Sa sœur devait désormais s’occuper de lui. Et à un moment donné cette année, après la mort de ses parents, elle a réalisé qu’elle n’en pouvait plus. Elle l’a emmené à Béthel.

Au départ, Beckmann n’a quitté sa chambre que pour servir comme enfant de chœur dans la communauté Bethel, la communauté religieuse de l’établissement. © Arne Piepke pour ZEIT ONLINE

Beckmann ne lui a jamais pardonné cela. “Je fais juste quelque chose comme ça. M’envoyer à Béthel”, dit-il. Il se met à pleurer, fouille dans son fauteuil roulant à la recherche d’un mouchoir et le presse fermement contre ses paupières. “C’est une punition sévère”, dit-il. Beckmann n’a jamais quitté le sentiment d’avoir été expulsé à l’époque ; que sa sœur l’a simplement laissé derrière elle, dans un endroit étrange.

Les installations de Béthel sont immenses. Ils le sont aujourd’hui, et ils l’étaient à l’époque. Il est difficile de les suivre. Bethel est l’une des plus grandes institutions diaconales d’Europe, fondée en 1867 et aujourd’hui représentée dans huit Länder. Selon l’entreprise sociale, 230 000 personnes reçoivent chaque année des conseils, des traitements ou des soins de la part de plus de 24 000 salariés. Le siège est à Bielefeld-Bethel. Un quartier entier porte le nom de l’établissement. Les maisons portent des noms bibliques : Maison de Galaad, École Mamre Patmos ou Maison des Artistes Lydda. Les trottoirs sont abaissés, les boulangeries sont accessibles aux personnes handicapées et, à 16 heures, lorsque les crèches ferment, les rues se remplissent soudain de minibus rouges du service de transport pour personnes handicapées. Béthel, le district, comprend Béthel, l’établissement.

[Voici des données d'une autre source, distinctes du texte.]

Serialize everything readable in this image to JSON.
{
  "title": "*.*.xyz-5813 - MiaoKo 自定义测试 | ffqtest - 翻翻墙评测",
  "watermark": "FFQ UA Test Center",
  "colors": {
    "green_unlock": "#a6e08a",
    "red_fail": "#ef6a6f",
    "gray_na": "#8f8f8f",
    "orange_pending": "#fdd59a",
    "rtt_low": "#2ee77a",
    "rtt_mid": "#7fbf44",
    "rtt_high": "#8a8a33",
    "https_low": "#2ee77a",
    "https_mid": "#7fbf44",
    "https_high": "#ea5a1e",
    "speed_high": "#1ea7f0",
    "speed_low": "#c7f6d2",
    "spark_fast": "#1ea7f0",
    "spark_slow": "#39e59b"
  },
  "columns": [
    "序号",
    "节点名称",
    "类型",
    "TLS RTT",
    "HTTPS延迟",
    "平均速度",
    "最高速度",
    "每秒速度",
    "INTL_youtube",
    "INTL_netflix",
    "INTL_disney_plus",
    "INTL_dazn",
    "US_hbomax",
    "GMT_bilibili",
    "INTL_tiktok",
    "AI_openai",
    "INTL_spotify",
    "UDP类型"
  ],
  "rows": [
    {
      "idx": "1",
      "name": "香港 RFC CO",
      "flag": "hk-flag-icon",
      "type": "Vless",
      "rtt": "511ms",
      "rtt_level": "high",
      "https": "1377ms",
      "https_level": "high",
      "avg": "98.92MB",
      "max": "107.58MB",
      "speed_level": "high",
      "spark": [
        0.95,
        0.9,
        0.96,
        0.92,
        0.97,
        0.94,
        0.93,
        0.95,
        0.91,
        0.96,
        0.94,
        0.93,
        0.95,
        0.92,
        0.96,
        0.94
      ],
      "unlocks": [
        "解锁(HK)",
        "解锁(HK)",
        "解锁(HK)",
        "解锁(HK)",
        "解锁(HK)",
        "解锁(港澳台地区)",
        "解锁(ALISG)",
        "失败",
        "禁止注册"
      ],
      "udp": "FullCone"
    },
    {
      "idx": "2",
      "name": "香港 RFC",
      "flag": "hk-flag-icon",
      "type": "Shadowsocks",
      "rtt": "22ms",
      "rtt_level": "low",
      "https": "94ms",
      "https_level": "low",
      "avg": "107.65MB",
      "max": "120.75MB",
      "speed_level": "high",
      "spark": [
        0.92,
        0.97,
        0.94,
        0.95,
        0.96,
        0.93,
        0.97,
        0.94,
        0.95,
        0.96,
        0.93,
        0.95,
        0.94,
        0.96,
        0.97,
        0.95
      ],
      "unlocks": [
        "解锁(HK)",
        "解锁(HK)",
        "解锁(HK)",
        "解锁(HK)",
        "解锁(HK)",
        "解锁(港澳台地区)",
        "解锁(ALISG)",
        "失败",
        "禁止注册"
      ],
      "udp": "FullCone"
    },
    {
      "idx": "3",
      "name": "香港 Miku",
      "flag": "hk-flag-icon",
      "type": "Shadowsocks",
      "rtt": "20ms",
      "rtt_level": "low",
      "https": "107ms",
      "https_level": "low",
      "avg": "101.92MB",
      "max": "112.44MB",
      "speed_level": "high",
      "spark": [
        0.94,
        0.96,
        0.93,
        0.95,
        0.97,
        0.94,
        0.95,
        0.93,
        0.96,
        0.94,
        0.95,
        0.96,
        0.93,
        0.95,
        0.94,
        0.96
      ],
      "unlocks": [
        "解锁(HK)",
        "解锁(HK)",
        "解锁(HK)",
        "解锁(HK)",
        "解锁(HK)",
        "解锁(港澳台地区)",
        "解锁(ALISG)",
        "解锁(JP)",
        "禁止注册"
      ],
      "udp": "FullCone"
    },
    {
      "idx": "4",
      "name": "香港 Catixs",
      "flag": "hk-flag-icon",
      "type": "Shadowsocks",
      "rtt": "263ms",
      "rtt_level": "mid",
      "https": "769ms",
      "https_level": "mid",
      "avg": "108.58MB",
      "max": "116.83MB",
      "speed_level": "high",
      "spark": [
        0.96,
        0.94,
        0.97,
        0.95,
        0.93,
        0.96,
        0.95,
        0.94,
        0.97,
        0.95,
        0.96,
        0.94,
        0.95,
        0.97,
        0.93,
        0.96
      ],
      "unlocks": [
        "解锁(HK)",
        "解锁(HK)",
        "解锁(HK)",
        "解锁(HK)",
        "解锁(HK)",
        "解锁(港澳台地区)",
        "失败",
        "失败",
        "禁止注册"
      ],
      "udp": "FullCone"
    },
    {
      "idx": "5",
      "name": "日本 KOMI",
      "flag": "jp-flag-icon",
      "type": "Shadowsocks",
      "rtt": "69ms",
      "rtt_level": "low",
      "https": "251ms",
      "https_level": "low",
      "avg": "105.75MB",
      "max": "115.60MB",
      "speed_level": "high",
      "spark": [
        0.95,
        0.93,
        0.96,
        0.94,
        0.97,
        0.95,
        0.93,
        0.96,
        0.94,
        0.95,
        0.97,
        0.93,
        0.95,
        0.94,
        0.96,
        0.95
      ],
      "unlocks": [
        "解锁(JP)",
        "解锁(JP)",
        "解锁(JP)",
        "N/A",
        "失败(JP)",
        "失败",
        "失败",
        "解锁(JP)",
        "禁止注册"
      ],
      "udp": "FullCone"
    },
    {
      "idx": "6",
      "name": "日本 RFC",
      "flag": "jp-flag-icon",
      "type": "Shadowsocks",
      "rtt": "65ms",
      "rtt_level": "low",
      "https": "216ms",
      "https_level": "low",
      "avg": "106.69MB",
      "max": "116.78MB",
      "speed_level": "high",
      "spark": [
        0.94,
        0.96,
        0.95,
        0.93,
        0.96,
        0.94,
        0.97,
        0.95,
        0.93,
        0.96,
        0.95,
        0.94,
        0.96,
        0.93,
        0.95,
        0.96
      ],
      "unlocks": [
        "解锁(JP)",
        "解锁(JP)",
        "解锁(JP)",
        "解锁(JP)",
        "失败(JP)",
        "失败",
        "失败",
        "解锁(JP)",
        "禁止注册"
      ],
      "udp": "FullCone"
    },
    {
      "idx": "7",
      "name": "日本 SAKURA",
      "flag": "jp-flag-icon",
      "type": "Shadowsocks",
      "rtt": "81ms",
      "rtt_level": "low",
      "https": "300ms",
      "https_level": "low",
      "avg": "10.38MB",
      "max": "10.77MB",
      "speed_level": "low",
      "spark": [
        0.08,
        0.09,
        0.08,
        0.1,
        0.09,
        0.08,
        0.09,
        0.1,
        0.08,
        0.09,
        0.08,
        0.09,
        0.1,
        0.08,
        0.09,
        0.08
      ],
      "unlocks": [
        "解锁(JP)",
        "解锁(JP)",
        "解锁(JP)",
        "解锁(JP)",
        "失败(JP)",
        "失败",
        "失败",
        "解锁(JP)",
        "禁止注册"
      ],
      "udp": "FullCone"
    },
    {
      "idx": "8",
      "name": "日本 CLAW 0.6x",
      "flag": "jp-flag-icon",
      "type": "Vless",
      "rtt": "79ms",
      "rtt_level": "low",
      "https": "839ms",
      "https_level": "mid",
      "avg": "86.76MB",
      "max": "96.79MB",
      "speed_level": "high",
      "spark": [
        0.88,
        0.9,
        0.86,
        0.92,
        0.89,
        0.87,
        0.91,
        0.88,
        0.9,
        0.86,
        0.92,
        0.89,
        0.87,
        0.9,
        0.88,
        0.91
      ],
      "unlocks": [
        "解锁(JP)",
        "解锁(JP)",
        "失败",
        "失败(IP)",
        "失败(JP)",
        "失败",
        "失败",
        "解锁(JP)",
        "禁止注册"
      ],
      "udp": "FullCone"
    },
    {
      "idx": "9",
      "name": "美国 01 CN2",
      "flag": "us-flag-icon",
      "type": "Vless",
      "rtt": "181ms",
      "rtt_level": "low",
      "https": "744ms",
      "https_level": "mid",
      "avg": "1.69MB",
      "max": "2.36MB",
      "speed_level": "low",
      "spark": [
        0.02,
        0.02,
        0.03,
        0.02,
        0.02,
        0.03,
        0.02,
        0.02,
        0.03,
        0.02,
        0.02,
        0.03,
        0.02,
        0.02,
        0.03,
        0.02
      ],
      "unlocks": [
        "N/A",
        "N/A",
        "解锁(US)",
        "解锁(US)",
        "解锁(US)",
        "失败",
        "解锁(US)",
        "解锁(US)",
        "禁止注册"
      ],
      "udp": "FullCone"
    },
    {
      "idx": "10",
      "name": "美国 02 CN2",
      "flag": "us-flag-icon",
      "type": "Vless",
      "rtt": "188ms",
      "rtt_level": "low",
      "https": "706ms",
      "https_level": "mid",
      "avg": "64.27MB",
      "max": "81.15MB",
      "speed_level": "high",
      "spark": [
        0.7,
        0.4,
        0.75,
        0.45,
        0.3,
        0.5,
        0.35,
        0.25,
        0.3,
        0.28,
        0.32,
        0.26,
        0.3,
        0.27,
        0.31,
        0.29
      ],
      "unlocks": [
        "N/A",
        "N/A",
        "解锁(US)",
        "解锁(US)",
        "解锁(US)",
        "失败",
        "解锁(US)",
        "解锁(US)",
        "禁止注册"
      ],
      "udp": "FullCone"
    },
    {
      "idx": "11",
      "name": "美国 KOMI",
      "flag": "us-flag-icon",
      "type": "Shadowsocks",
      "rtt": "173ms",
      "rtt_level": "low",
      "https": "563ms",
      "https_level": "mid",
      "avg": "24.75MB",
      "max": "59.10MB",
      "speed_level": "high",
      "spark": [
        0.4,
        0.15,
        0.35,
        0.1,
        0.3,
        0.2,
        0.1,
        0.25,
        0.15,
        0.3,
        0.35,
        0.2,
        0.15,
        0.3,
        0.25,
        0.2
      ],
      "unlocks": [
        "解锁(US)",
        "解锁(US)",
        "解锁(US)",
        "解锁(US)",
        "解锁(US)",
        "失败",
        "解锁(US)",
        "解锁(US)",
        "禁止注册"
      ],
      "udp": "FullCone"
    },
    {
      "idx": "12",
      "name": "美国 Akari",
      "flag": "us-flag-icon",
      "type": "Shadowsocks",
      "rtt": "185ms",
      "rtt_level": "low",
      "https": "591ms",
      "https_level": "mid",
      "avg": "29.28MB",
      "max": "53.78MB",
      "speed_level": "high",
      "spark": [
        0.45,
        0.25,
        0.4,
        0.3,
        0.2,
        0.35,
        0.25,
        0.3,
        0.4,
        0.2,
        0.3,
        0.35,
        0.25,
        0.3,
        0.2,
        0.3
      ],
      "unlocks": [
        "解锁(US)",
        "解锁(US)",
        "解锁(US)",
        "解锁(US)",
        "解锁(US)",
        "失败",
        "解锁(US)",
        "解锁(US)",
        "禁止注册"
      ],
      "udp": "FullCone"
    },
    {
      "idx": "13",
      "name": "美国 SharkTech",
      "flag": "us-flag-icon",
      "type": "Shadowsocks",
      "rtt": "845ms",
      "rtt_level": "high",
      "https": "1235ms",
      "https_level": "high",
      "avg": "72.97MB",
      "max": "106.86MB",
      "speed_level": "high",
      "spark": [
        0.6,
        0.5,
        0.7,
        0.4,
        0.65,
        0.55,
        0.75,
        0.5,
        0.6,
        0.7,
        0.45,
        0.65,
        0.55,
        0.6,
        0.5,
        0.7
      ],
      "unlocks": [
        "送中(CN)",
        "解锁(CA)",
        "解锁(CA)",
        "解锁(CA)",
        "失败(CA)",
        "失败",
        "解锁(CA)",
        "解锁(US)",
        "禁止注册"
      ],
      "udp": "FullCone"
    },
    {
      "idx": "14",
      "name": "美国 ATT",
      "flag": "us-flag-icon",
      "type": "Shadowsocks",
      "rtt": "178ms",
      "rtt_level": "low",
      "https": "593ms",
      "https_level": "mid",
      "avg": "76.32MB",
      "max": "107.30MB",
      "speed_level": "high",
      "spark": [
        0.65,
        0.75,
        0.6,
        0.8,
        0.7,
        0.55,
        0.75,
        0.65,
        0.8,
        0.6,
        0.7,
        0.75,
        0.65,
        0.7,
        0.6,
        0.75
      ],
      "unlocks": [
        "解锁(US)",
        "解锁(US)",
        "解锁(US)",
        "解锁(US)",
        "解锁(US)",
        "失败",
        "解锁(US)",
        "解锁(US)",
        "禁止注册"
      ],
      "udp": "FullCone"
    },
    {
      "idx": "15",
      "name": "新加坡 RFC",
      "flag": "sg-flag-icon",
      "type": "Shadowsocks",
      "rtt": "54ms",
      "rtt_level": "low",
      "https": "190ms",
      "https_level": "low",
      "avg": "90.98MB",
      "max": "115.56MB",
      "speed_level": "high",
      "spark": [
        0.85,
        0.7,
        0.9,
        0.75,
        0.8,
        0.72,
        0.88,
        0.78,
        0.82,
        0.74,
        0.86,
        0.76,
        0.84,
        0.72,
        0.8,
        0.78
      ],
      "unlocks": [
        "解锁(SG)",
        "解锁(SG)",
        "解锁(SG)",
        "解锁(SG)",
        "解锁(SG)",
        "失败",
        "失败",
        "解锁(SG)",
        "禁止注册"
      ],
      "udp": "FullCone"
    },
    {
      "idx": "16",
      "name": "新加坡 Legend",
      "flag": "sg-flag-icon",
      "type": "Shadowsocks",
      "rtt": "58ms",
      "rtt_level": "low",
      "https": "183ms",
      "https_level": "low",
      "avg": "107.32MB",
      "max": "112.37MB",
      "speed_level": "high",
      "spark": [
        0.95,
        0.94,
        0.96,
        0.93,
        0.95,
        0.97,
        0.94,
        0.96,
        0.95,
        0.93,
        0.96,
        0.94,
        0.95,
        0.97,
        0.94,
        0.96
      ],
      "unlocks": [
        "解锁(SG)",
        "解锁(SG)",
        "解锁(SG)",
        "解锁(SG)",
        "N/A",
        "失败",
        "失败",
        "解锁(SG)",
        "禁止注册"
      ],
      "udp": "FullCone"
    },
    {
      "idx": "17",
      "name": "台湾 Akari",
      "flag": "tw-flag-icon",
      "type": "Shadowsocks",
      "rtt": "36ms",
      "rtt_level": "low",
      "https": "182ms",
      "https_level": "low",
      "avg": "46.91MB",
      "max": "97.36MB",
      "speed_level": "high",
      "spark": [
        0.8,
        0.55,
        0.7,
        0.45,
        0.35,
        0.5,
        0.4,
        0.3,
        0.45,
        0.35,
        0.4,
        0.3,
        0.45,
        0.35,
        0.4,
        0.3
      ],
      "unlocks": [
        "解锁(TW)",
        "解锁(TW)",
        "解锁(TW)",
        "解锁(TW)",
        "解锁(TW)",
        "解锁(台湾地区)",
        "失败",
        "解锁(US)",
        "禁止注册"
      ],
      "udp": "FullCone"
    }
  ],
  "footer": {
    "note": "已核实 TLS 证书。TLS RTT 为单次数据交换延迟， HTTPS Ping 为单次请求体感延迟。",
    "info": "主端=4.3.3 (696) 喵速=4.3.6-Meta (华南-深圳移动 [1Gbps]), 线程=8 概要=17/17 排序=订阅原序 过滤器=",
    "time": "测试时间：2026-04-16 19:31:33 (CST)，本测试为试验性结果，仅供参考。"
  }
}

Aujourd’hui, Beckmann vit dans un gigantesque bâtiment préfabriqué gris qui porte le grand nom biblique de la Maison Emmaüs. Il vit ici avec un peu plus d’une centaine d’autres personnes âgées, presque toutes nées avec un handicap mental. Aujourd’hui, il dispose d’une chambre individuelle lumineuse avec sa propre salle de bain.